Форсуассон покачал головой, слегка сдвинув маску. Ему пришлось потереться лицом о перила, чтобы поставить ее на место. Через некоторое время он тихо позвал:
– Форкосиган?
По его жалкому тону Майлз подумал, что малый наконец собрался с духом рассказать все до конца.
– Да? – поощрительно проговорил он.
– У меня почти кончился кислород.
– Вы что, не проверили?..
В пульсирующем мозгу Майлза вспыхнула картинка: вот Форсуассон хватает свой респиратор из ящика в кабинете и натягивает его. Нет. Он его не проверил. При обычных условиях полностью заряженный респиратор рассчитан на двенадцать – четырнадцать часов активной работы. Маска Майлза предположительно взята со склада, где в обязанности техников входит проверка и дозарядка использованных респираторов перед тем, как снова пустить их в ход. «Не забудь заправить свой респиратор», – сказала Форсуассону жена, а он ее грубо оборвал. Может, Форсуассону свойственно бросать свою экипировку как попало? У него в конторе госпожа Форсуассон не может присматривать за ним так же хорошо, как она это наверняка делает дома.
Когда-то Майлз мог запросто сломать свои хрупкие кости и вытащить руку из оков, пока она не начнет распухать. Как-то раз он проделал этот фортель, по одному весьма достопамятному случаю. Но теперь все кости у него искусственные, и их сломать куда сложнее, чем даже обычные здоровые кости. Единственное, чего он добьется, это просто в кровь изранит руки.
Запястья Форсуассона тоже начали кровоточить, когда он снова стал отчаянно пытаться сломать оковы.
– Не дергайтесь, Форсуассон! – рявкнул Майлз. – Берегите кислород. Скоро сюда кто-то придет. Сидите тихо, дышите медленней и реже. – Почему этот идиот не сказал ему об этом раньше? Или хотя бы не сказал Фоскол. Или Фоскол на это и рассчитывала? Может, она обрекла их обоих на смерть, одного за другим?.. Сколько времени пройдет, прежде чем пожалует обещанная помощь? Дня два? Убийство Имперского Аудитора в процессе следствия считается тяжелейшим государственным преступлением, даже хуже, чем убийство правящего графа, и лишь немногим уступает убийству самого императора. Это стопроцентная гарантия, что все силы Имперской службы безопасности обрушатся на казнокрадов, невзирая на расстояние и дипломатические барьеры. И будут преследовать их десятилетиями, если нужно. Пока не найдут. Это либо чистое самоубийство, либо фантастическая наглость. – Сколько у вас осталось?
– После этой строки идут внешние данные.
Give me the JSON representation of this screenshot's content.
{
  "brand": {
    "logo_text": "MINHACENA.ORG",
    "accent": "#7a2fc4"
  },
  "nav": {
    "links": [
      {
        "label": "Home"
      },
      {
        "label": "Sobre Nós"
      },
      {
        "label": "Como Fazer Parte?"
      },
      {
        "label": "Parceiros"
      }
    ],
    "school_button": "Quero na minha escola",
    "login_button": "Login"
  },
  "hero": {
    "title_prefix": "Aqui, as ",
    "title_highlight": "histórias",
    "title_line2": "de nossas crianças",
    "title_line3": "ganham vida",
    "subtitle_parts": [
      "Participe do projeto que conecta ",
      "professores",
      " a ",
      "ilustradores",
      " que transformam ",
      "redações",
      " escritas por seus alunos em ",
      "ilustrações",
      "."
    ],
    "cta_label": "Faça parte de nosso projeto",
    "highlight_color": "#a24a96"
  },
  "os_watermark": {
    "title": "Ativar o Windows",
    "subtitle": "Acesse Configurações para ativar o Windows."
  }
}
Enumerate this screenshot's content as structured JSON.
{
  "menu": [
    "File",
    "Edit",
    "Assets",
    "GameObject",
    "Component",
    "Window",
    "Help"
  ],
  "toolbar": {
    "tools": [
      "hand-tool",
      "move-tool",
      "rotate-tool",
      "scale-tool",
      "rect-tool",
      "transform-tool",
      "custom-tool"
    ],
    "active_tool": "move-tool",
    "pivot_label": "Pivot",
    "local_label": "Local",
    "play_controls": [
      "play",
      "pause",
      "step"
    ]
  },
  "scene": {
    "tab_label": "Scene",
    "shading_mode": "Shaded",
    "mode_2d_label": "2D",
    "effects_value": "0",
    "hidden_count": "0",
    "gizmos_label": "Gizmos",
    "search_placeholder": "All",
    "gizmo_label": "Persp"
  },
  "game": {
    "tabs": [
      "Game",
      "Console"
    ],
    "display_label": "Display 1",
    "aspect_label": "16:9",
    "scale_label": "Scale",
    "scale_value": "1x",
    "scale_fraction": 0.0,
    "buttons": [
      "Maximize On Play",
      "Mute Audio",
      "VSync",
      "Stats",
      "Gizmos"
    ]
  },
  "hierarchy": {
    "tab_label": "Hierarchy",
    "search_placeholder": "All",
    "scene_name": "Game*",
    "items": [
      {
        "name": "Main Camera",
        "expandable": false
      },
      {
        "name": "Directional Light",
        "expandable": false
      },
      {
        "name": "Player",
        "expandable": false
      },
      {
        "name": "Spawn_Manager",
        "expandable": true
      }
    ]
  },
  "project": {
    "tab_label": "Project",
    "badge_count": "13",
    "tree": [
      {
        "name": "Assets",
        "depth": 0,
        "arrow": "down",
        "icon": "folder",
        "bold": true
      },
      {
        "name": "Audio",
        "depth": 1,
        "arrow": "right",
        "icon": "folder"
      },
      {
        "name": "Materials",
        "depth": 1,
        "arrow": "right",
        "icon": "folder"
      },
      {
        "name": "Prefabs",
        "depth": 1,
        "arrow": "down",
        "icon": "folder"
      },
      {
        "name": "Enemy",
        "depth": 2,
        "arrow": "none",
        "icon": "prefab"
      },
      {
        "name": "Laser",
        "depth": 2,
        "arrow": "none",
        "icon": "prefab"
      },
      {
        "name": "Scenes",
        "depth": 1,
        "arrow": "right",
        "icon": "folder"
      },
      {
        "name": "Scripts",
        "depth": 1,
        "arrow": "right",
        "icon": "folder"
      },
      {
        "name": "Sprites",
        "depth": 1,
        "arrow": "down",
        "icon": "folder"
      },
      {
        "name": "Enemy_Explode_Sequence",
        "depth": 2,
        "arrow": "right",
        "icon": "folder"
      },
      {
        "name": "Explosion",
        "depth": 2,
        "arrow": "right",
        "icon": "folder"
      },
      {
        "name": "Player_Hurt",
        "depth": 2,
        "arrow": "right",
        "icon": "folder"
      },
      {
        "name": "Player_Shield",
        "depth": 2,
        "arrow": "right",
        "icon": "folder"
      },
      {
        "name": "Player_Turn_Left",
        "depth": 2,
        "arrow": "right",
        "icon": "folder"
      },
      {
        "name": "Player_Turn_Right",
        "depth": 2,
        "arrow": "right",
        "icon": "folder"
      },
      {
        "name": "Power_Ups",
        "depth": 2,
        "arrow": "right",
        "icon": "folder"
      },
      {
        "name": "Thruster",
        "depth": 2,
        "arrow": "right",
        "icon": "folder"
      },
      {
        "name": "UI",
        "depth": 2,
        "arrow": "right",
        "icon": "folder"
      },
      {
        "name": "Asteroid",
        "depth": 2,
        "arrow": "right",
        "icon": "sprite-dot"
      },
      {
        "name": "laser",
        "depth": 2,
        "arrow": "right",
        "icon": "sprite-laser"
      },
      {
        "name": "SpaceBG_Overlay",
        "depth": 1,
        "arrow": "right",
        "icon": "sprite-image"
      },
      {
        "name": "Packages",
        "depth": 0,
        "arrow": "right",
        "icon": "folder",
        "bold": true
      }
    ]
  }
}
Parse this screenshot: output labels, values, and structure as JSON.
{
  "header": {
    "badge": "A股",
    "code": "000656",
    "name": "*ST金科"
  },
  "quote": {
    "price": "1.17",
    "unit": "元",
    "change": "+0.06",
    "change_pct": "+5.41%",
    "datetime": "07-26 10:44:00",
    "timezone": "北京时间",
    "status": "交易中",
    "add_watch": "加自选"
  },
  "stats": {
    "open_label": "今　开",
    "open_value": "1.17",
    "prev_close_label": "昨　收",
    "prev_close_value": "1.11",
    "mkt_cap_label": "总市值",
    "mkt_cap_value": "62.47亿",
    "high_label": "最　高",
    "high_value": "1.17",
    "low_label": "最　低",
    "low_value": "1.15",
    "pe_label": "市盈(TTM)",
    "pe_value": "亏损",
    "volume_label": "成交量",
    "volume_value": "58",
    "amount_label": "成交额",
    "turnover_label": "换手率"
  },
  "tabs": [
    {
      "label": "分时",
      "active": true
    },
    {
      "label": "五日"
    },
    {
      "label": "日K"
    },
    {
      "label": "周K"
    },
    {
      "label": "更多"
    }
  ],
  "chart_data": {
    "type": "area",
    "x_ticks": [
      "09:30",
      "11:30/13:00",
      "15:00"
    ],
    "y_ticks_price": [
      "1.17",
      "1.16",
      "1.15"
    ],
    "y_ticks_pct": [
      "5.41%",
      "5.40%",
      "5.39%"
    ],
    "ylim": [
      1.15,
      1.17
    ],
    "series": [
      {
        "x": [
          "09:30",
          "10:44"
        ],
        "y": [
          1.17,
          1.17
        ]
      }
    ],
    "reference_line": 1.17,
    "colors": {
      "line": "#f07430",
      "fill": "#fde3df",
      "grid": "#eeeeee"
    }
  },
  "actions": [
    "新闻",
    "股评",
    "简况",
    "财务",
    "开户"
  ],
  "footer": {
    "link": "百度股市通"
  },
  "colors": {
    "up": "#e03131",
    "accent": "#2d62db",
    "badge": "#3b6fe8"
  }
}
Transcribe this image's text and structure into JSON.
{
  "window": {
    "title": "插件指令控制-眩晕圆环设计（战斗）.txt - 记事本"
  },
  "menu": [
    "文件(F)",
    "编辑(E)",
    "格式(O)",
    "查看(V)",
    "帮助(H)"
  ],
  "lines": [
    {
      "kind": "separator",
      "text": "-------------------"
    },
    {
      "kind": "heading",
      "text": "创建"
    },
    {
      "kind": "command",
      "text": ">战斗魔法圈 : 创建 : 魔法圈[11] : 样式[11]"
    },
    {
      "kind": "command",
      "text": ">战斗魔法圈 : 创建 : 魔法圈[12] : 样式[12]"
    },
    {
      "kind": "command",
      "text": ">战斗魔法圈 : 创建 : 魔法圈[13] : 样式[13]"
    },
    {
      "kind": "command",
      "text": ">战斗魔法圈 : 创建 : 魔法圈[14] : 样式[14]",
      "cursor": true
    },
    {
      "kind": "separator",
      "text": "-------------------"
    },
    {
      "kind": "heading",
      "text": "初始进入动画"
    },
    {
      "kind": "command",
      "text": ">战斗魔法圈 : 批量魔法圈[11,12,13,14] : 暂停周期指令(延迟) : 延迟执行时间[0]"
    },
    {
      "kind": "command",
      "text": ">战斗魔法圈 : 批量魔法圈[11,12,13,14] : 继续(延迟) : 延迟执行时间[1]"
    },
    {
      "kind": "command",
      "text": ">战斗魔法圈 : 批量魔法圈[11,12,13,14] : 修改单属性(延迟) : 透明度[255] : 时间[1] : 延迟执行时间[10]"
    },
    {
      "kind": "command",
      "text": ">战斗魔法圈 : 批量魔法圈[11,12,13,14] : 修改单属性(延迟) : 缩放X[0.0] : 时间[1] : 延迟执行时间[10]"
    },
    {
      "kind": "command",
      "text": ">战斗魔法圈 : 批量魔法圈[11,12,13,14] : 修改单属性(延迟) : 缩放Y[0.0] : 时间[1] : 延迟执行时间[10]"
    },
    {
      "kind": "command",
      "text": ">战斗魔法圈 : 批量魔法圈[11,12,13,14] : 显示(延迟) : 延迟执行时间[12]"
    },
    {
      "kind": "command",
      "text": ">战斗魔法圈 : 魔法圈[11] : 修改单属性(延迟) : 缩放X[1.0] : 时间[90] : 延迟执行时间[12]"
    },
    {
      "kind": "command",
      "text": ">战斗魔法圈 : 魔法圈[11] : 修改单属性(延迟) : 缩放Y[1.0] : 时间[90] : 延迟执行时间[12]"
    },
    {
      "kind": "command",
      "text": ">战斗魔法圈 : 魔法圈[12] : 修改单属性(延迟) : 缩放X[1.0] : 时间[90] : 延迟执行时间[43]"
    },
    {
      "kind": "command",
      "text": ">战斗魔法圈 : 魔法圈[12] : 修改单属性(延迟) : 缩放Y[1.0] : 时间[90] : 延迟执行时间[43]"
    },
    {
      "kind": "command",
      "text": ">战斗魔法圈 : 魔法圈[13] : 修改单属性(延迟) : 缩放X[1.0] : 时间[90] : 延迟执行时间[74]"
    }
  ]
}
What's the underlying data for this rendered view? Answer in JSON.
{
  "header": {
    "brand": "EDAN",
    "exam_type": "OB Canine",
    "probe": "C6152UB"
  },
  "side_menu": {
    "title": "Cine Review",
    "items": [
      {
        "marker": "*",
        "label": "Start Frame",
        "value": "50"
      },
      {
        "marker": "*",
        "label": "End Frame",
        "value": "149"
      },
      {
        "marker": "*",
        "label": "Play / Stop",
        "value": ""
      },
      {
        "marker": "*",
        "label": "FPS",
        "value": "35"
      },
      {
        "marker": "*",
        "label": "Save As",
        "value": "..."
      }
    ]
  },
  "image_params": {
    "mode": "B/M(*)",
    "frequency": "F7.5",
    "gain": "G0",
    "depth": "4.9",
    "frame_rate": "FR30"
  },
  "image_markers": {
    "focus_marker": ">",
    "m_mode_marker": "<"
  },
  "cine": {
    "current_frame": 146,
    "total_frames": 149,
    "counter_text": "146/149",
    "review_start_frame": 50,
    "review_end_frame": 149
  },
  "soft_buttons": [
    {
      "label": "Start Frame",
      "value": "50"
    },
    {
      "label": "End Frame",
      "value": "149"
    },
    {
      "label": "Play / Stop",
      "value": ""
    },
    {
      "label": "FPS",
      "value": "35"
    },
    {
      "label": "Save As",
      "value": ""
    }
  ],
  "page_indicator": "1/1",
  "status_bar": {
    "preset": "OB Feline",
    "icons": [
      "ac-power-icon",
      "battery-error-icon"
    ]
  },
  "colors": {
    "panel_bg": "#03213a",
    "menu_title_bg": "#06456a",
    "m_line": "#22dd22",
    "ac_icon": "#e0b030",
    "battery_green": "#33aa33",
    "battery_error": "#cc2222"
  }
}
Форсуассон прижал подбородок и попытался рассмотреть датчик на баллоне под курткой.
– О Боже! По-моему, он на нуле!
– У этих штук всегда есть аварийный запас. Сиди спокойно, парень! Попытайся взять себя в руки!
Но Форсуассон вместо этого начал рваться еще сильней. Со всей своей немалой силой он раскачивался взад-вперед, пытаясь сломать перила. По его запястьям ручьем текла кровь, перила гнулись и скрипели, но не ломались. Тогда он подтянул колени и, оттолкнувшись, рухнул с дорожки вниз, стараясь своей массой оборвать наручники. Но наручники выдержали, а вот Форсуассон не смог уже подтянуть ноги и вылезти на дорожку. Подошвы сапог беспомощно заскребли по стене. Судорожный кашель привел к тому, что его таки вырвало в маску респиратора. Когда маска наконец при последних судорогах сползла ему на шею, это показалось едва ли не милостью, если бы при этом не открылось его искаженное багровое лицо. Но крики и мольбы прекратились, а затем затихли и всхлипы и клекот. Бьющиеся ноги дернулись в последний раз и обмякли.
Майлз был прав. У Форсуассона кислорода хватило бы еще минут на двадцать – тридцать, сиди он спокойно. Майлз сидел не шевелясь, дышал очень размеренно и трясся от холода. Он смутно помнил, что когда дрожишь, то изводишь больше кислорода, но ничего не мог поделать. Гробовая тишина нарушалась лишь шелестом фильтров и респиратора да пульсирующей кровью в ушах. Майлз повидал немало смертей, включая и свою собственную, но вот эта была, без сомнения, самой страшной. Дрожь сотрясала его тело, а мысли замерли. Они ушли настолько глубоко, что даже баррель суперпентотала вряд ли бы на него сейчас подействовал.